La phrase de Guillarme sur Alive 2007 soulève une question plus large : dans quelle mesure l’art, et notamment la musique, peut-il devenir un refuge face aux aléas de la vie ? Pour l’humoriste, cette dépendance n’est pas subie, mais assumée. « La musique est un langage universel qui me permet de communiquer avec moi-même », a-t-il précisé. Une déclaration qui rappelle les travaux du sociologue Pierre Bourdieu sur les « dispositions culturelles », où l’accès à certains univers artistiques est souvent lié à des expériences personnelles et à une construction identitaire. En France, 68 % des 18-34 ans déclarent écouter de la musique quotidiennement, selon une étude Médiamétrie de 2024, un chiffre qui illustre l’importance de ce média dans le quotidien des jeunes adultes.
Pourtant, cette dépendance à l’art n’est pas sans risque. Dans un monde où la consommation culturelle est de plus en plus algorithmique — avec des plateformes comme Spotify ou Deezer qui dictent les tendances —, certains pourraient y voir une forme d’aliénation. Guillarme, lui, assume pleinement ce rapport fusionnel : « Je ne suis pas un consommateur passif. J’ai besoin de ces moments où la musique me transporte, où elle devient une respiration ». Une posture qui contraste avec les débats actuels sur la sursollicitation des algorithmes et la standardisation des goûts musicaux.
Le podcast, un nouveau terrain de jeu pour l’humour et la culture
Depuis son lancement en 2023, Le Morning de Guillarme est devenu un rendez-vous incontournable pour les amateurs d’humour et de culture pop. L’émission, diffusée du lundi au vendredi de 7h à 9h sur Europe 1, se distingue par son ton décalé et ses invités variés, allant des humoristes aux musiciens en passant par des personnalités politiques. En 2025, le podcast a enregistré une hausse de 40 % de son audience par rapport à 2024, selon les données de l’ACPM, confirmant son ancrage dans le paysage médiatique français. Pour Guillarme, ce format est une extension naturelle de son travail de scène : « Le podcast me permet d’être plus spontané, plus brut, comme si j’étais en conversation avec mes amis », a-t-il confié à Libération.
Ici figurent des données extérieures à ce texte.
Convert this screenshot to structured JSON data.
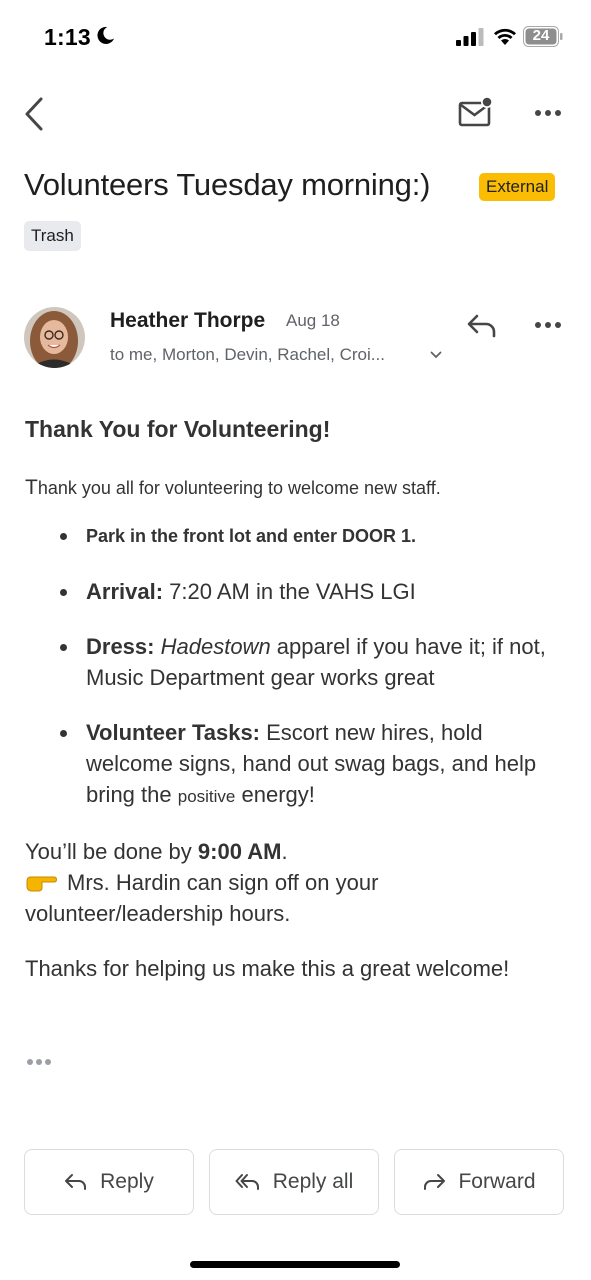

Le succès de l’émission tient aussi à sa capacité à capter l’air du temps. Entre chroniques d’actualité, débats et interviews, Le Morning de Guillarme reflète une génération en quête de sens, tiraillée entre humour et gravité. D’ailleurs, Guillarme ne cache pas son admiration pour des formats similaires à l’étranger, comme The Daily Show aux États-Unis, où l’humour sert de caisse de résonance aux enjeux sociétaux. Selon une étude Kantar de 2025, 52 % des auditeurs du podcast ont moins de 35 ans, une donnée qui montre son attrait pour les jeunes publics, souvent en quête de contenus qui allient divertissement et réflexion.
En attendant, une chose est sûre : pour Guillarme, la musique restera toujours un pilier. Comme il l’a résumé avec humour : « Si demain on me volait mon disque de Alive 2007, je ne sais pas comment je réagirais… Peut-être en écrivant une chanson sur le sujet. » Une réponse qui en dit long sur son attachement viscéral à l’art, bien au-delà des simples notes ou paroles.
Avant de devenir humoriste, Yann Guillarme a d’abord travaillé comme professeur de français, une expérience qu’il a souvent évoquée comme formatrice pour son écriture et son sens du storytelling. Il a également écrit pour la télévision, collaborant à des émissions comme Le Before du Grand Journal sur Canal+. Son premier spectacle, La Folie du doute, créé en 2018, a marqué son entrée dans le milieu de l’humour, lui valant une nomination aux Molières de l’humour en 2019.